When the Doom reboot launched in 2016, it was lauded as a return to what made the original games sing. It was a critical success, sold over two million on PC units in less than a year, prompted a sequel, Switch port, and even a virtual reality adaptation.
In his review for The Guardian, Simon Parkin described it as "a ludicrous yet compelling return to shooter basics." Following Doom 3, which was a horror-focused departure from the heavy metal infused mayhem of its predecessors, Doom 2016 was received as a welcome change of pace in a market dominated by conventional military shooters.
Speaking with GamesIndustry.biz at the Fun and Serious Game Festival in Bilbao, Spain, former id Software studio director Tim Willits outlined the studio's approach to rebooting Doom. For Willits and the development team, it was all about simplicity and focus.

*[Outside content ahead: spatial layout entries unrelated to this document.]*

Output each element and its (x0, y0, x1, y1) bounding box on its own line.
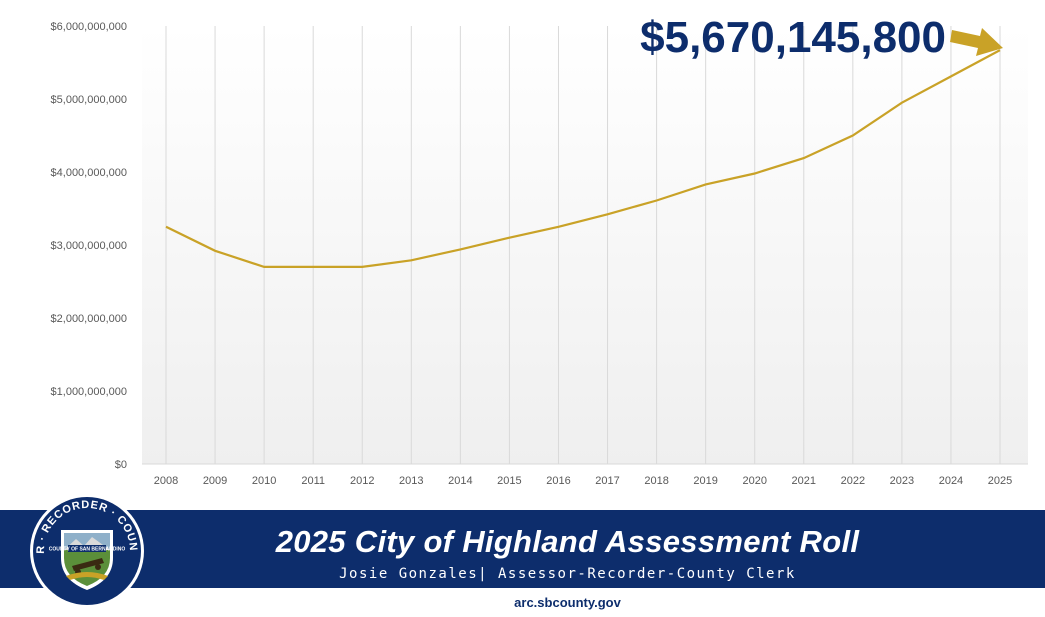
x-tick-label: 2020 (742, 475, 766, 487)
title-banner (0, 510, 1045, 588)
x-tick-label: 2014 (448, 475, 472, 487)
y-tick-label: $2,000,000,000 (51, 313, 127, 325)
x-tick-label: 2009 (203, 475, 227, 487)
x-tick-label: 2016 (546, 475, 570, 487)
x-tick-label: 2017 (595, 475, 619, 487)
series-line (165, 49, 1001, 268)
y-tick-label: $4,000,000,000 (51, 167, 127, 179)
x-tick-label: 2018 (644, 475, 668, 487)
x-tick-label: 2023 (890, 475, 914, 487)
y-axis: $0 $1,000,000,000 $2,000,000,000 $3,000,000… (51, 21, 127, 471)
x-tick-label: 2013 (399, 475, 423, 487)
x-tick-label: 2012 (350, 475, 374, 487)
banner-title: 2025 City of Highland Assessment Roll (275, 524, 860, 559)
value-callout: $5,670,145,800 (640, 13, 946, 62)
y-tick-label: $5,000,000,000 (51, 94, 127, 106)
footer-strip (0, 588, 1045, 617)
y-tick-label: $1,000,000,000 (51, 386, 127, 398)
y-tick-label: $6,000,000,000 (51, 21, 127, 33)
x-axis: 2008 2009 2010 2011 2012 2013 2014 2015 2016 2017… (154, 475, 1013, 487)
gridlines (142, 26, 1028, 465)
x-tick-label: 2015 (497, 475, 521, 487)
x-tick-label: 2010 (252, 475, 276, 487)
y-tick-label: $0 (115, 459, 127, 471)
x-tick-label: 2019 (693, 475, 717, 487)
x-tick-label: 2024 (939, 475, 963, 487)
y-tick-label: $3,000,000,000 (51, 240, 127, 252)
x-tick-label: 2008 (154, 475, 178, 487)
plot-area (142, 26, 1028, 464)
x-tick-label: 2011 (301, 475, 325, 487)
banner-subtitle: Josie Gonzales| Assessor-Recorder-County… (339, 566, 796, 582)
seal-inner-text: COUNTY OF SAN BERNARDINO (49, 547, 126, 553)
county-seal-icon: ASSESSOR · RECORDER · COUNTY CLERK COUNT… (28, 492, 144, 608)
x-tick-label: 2022 (841, 475, 865, 487)
arrow-right-icon (950, 28, 1003, 56)
x-tick-label: 2025 (988, 475, 1012, 487)
x-tick-label: 2021 (792, 475, 816, 487)
line-chart: $0 $1,000,000,000 $2,000,000,000 $3,000,000… (51, 13, 1028, 487)
website-link[interactable]: arc.sbcounty.gov (514, 595, 621, 610)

"Sometimes people build games where they throw everything into it, and it's like, 'Okay, that's cool.' But if they had just focused on one special thing, or a few really special things, they would have been more successful," he said.
"What were the things that you remembered about the original Doom that elicit an emotional response from you as a player? That's the soul of the game"
"Look at Doom 2016: the story is the story, but that pushes forward combat -- and glory kills [were] awesome -- and that's what the game was built off. So if you think about some of the truly great games, you can point to that one thing that is awesome about it."
Doom 2016 was built on the emotional core of the original game, says Willits: the fast pace, blood and gore, driving combat, ridiculous weapons, and heavy metal. It's everything the original games were, but in a sleek new package with those rough '90s edges filed down.
"The action, how did it make you feel, the experience of playing? What were the things that you remembered about the original Doom that elicit an emotional response from you as a player? That's the soul of the game. Then [it was a matter of] focusing on that and getting rid of all the other crap.
"Plus, we have really, really talented people. I cannot stress enough that it is important to have an insanely talented development group, because any game idea can be done if it's executed well, and the execution comes from the team. And the team is amazing, and the team focused on the pure, emotional aspects of the original Doom, and built everything else around that."
This is a philosophy which Willits has taken into his new role as chief creative officer with Saber Interactive, which he joined in 2019 after 24 years with id Software. Although primarily a work-for-hire studio, Saber has turned to publishing and IP development in recent years, tackling everything from shooters and sports titles to driving simulators and casual games.
"[Saber is] kind of like id Software way back in the day... It's definitely exciting, and it's fun to work with so many different games as well... I want to bring my experience of making fast and precise and quick shooters to these other genres."
"You can spend four years making a game and still not have something anyone wants to play"
The studio is already taking this approach with games like Mudrunner; a mud-spattered take on classic truck sims. It's a game with a straightforward focus on its core concept of rugged, challenging off-road driving. It's a similar case with zombie shooter World War Z, which is perhaps the studio's most successful title, selling one million units in its first week. For Willits, the core of these successes lie with delivering a unique and well-executed concept.
"[World War Z] is a good action game, but the thing that everyone loved about that game was the swarms of zombies," noted Willits. "So you can find that one unique thing, that is simple to understand, it's simple to pull people in; it's a concept people can get their minds around, and then you build a game around it. That is your key to success."
Willits oversees the creative side of Saber which compliments its core business with IP development and new games. With well over 500 staff at four locations in Spain, Russia, Belarus, and Sweden, Saber is one of the larger European employers, and arguably has the resources to develop AAA titles. But Willits says the studio isn't concerned with ticking such boxes, and takes an iterative, live service approach to development.
"What is the unique thing about this game that is fun? Get it out almost as quick as we can, and then build on it.... We can be very, very successful by focusing on the core aspect of a game, getting that executed well, and then getting it out."
He added: "You can spend four years making a game and still not have something anyone wants to play... Just because you spend a lot of money on a game, doesn't necessarily make it AAA. So for us, we are going to execute things that work well for us and then bring it to market as quickly as possible. Because it is a recipe for success."
Disclosure: GamesIndustry.biz is a media partner of the Fun and Serious Game Festival.